連穗歲結合自己對楚知弋的了解,得出結論,他缺愛。
所以面對自己的時候總是小心翼翼……
以後對他好點吧!
連穗歲還在想昨天夜裡宮裡到底發生了什麼事情,卻見裴淑慌張趕來。
「王妃,王爺醒了,正到處找您。」
連穗歲撒腿往主院趕,楚知弋沒穿鞋子,身上鬆散的披著一件裡衣,正披頭散髮地站在院子中間,對著院中的那棵海棠花樹發呆。
看見連穗歲,他臉上露出一個笑容。
「睡醒沒看見你,我出來找……」
他眼睛裡布滿紅血絲,這才睡了一會兒,身體吃不消,讓他整個人看起來十分憔悴,他帶著偏執的模樣讓連穗歲心裡不是滋味,但他瞬間就把偏執藏起來,露出連穗歲最喜歡的乾淨的笑。
「你別生氣,我這就回去休息……」
他觀察著連穗歲的表情,雖說現在天氣熱了,但是地上涼,他身上還有傷,人的腳心不能著涼,否則容易生病……

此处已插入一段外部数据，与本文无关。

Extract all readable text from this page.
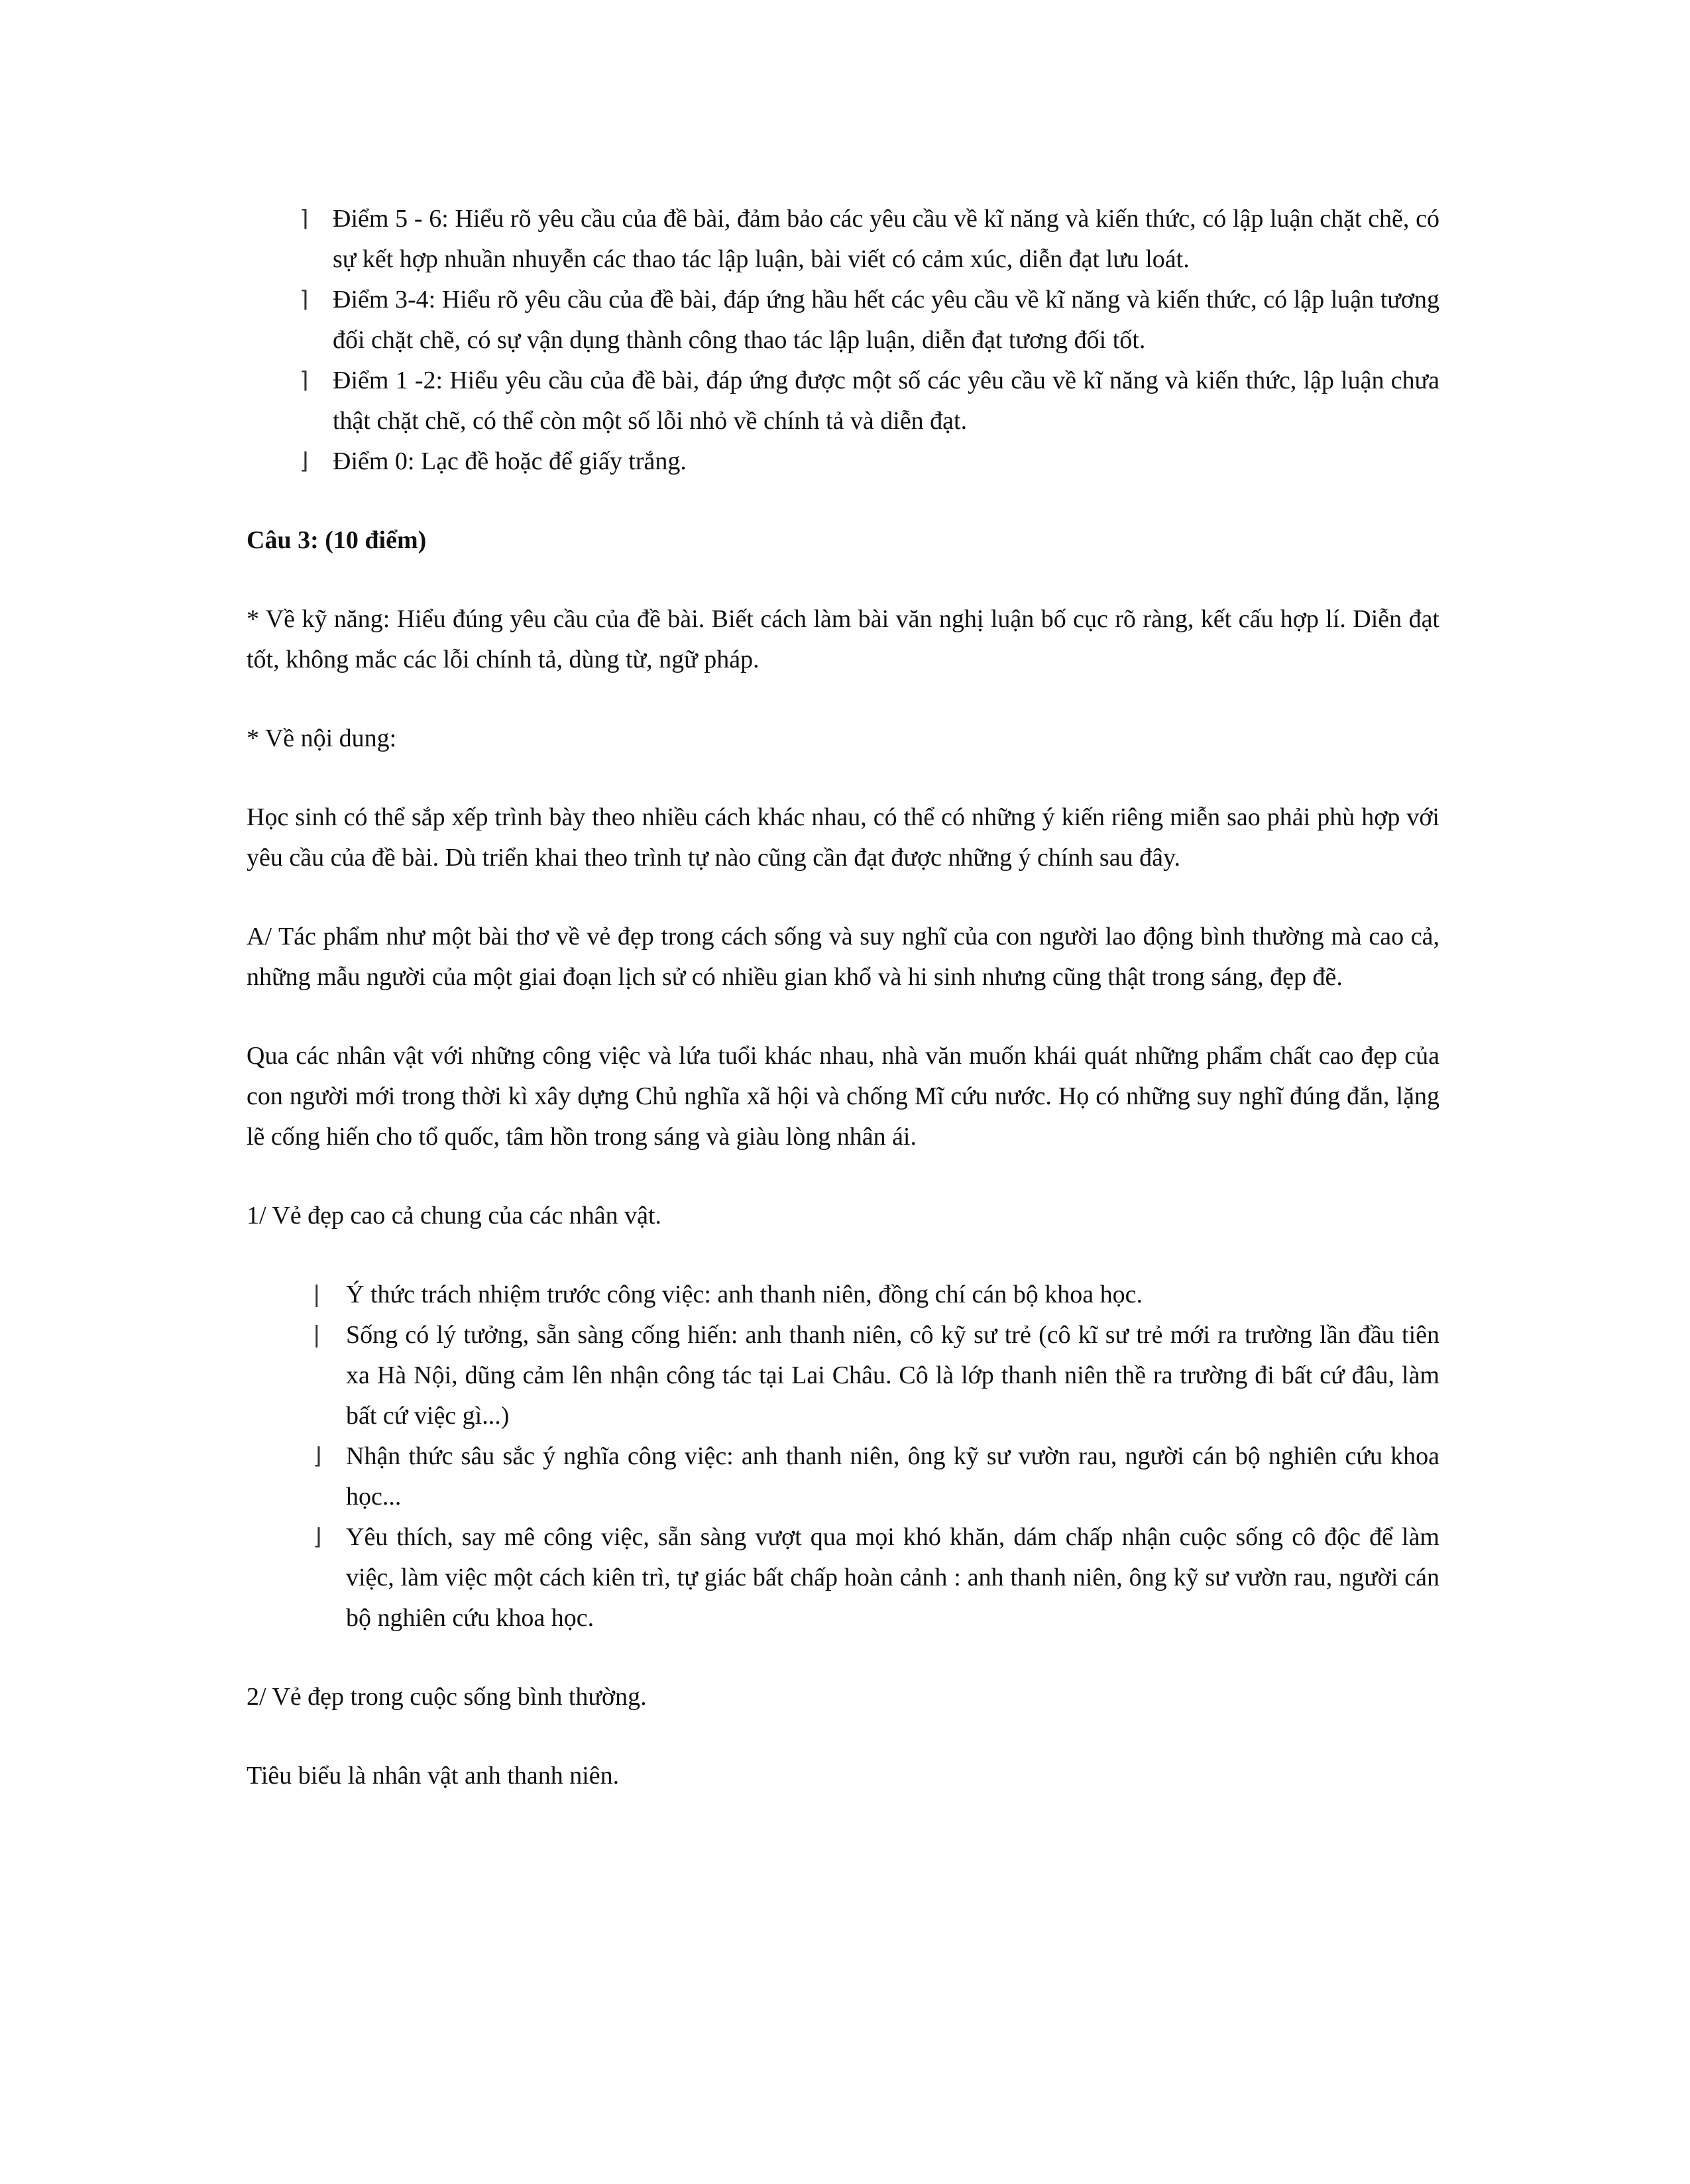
⌉ Điểm 5 - 6: Hiểu rõ yêu cầu của đề bài, đảm bảo các yêu cầu về kĩ năng và kiến thức, có lập luận chặt chẽ, có sự kết hợp nhuần nhuyễn các thao tác lập luận, bài viết có cảm xúc, diễn đạt lưu loát.
⌉ Điểm 3-4: Hiểu rõ yêu cầu của đề bài, đáp ứng hầu hết các yêu cầu về kĩ năng và kiến thức, có lập luận tương đối chặt chẽ, có sự vận dụng thành công thao tác lập luận, diễn đạt tương đối tốt.
⌉ Điểm 1 -2: Hiểu yêu cầu của đề bài, đáp ứng được một số các yêu cầu về kĩ năng và kiến thức, lập luận chưa thật chặt chẽ, có thể còn một số lỗi nhỏ về chính tả và diễn đạt.
⌋ Điểm 0: Lạc đề hoặc để giấy trắng.

Câu 3: (10 điểm)

* Về kỹ năng: Hiểu đúng yêu cầu của đề bài. Biết cách làm bài văn nghị luận bố cục rõ ràng, kết cấu hợp lí. Diễn đạt tốt, không mắc các lỗi chính tả, dùng từ, ngữ pháp.

* Về nội dung:

Học sinh có thể sắp xếp trình bày theo nhiều cách khác nhau, có thể có những ý kiến riêng miễn sao phải phù hợp với yêu cầu của đề bài. Dù triển khai theo trình tự nào cũng cần đạt được những ý chính sau đây.

A/ Tác phẩm như một bài thơ về vẻ đẹp trong cách sống và suy nghĩ của con người lao động bình thường mà cao cả, những mẫu người của một giai đoạn lịch sử có nhiều gian khổ và hi sinh nhưng cũng thật trong sáng, đẹp đẽ.

Qua các nhân vật với những công việc và lứa tuổi khác nhau, nhà văn muốn khái quát những phẩm chất cao đẹp của con người mới trong thời kì xây dựng Chủ nghĩa xã hội và chống Mĩ cứu nước. Họ có những suy nghĩ đúng đắn, lặng lẽ cống hiến cho tổ quốc, tâm hồn trong sáng và giàu lòng nhân ái.

1/ Vẻ đẹp cao cả chung của các nhân vật.

|	Ý thức trách nhiệm trước công việc: anh thanh niên, đồng chí cán bộ khoa học.
|	Sống có lý tưởng, sẵn sàng cống hiến: anh thanh niên, cô kỹ sư trẻ (cô kĩ sư trẻ mới ra trường lần đầu tiên xa Hà Nội, dũng cảm lên nhận công tác tại Lai Châu. Cô là lớp thanh niên thề ra trường đi bất cứ đâu, làm bất cứ việc gì...)
⌋ Nhận thức sâu sắc ý nghĩa công việc: anh thanh niên, ông kỹ sư vườn rau, người cán bộ nghiên cứu khoa học...
⌋ Yêu thích, say mê công việc, sẵn sàng vượt qua mọi khó khăn, dám chấp nhận cuộc sống cô độc để làm việc, làm việc một cách kiên trì, tự giác bất chấp hoàn cảnh : anh thanh niên, ông kỹ sư vườn rau, người cán bộ nghiên cứu khoa học.

2/ Vẻ đẹp trong cuộc sống bình thường.

Tiêu biểu là nhân vật anh thanh niên.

看著他小心地猜測著自己心思的模樣,連穗歲嘆了口氣,上前扶住他。
「我沒生氣,我陪著你睡會兒。」
連穗歲幫他把腳上沾的髒東西擦掉,楚知弋向里躺下,目光灼灼的盯著她,連穗歲在他期盼的目光中躺下。
「睡吧。」
她昨天晚上沒睡,今天白天又只眯了一會兒,強打著精神撐不了多久,也有點熬不住了。
幾乎是剛一躺下,她就陷入夢鄉。
楚知弋眯眼看著放在桌子上的薰香爐,手中的石子彈射出去,薰香爐被打翻,香灰散落一地。
他心滿意足的抱著連穗歲睡下。
連穗歲意識還清醒,腦子卻越來越沉,她總感覺房間裡的味道有點熟悉,鼻尖縈繞著的香味似乎不太對勁。
但她沒有機會確認了,呼吸逐漸粗重。
這一覺睡得很沉,意識回籠時睜開眼睛,四周一片漆黑,她仿佛置身於一個大火爐中,被人緊緊錮在懷裡,身上出了很多汗,又黏又膩,十分不舒服。
安神香?
房間裡的香味早就散去,連穗歲口渴的難受,想起身喝水,身邊的人卻一動不動地壓在她身上,讓她動彈不得!
「楚知弋……」
她的嗓音有點啞,確定了身上沒有異常之後,她暗自鬆了口氣,伸手去推抱著自己的人。
「怎麼這麼燙?」
楚知弋的下巴頂在她額頭上,剛冒出來的胡茬扎的她額頭很癢,她伸手撓了一下,碰到楚知弋的臉。
「身上也燙,發燒了?」
她掙脫不開,房間裡太黑了,什麼也看不見,連穗歲對著門外喊了聲。
「小桃,點燈!」
房門被人推開,房間裡亮起燭火,連穗歲看過去,進來的是裴淑。
怎麼不是小桃?
連穗歲沒發現自己臉紅,裴淑唇邊洋溢著笑意,卻先開口解釋。
「王妃,小桃姑娘畢竟未經人事,奴婢來伺候您。」
聞言連穗歲的臉更紅了,小桃是雲英未嫁的大姑娘,她也不是……算了,估計沒人相信她跟楚知弋至今還沒有圓房呢吧。
「王爺發燒了,你去打點溫水來。」
把裴淑打發出去,連穗歲借著燭光打量著楚知弋,他臉頰很紅,身上像火爐子一樣燙手,應該很不舒服,但他卻睡得很安穩。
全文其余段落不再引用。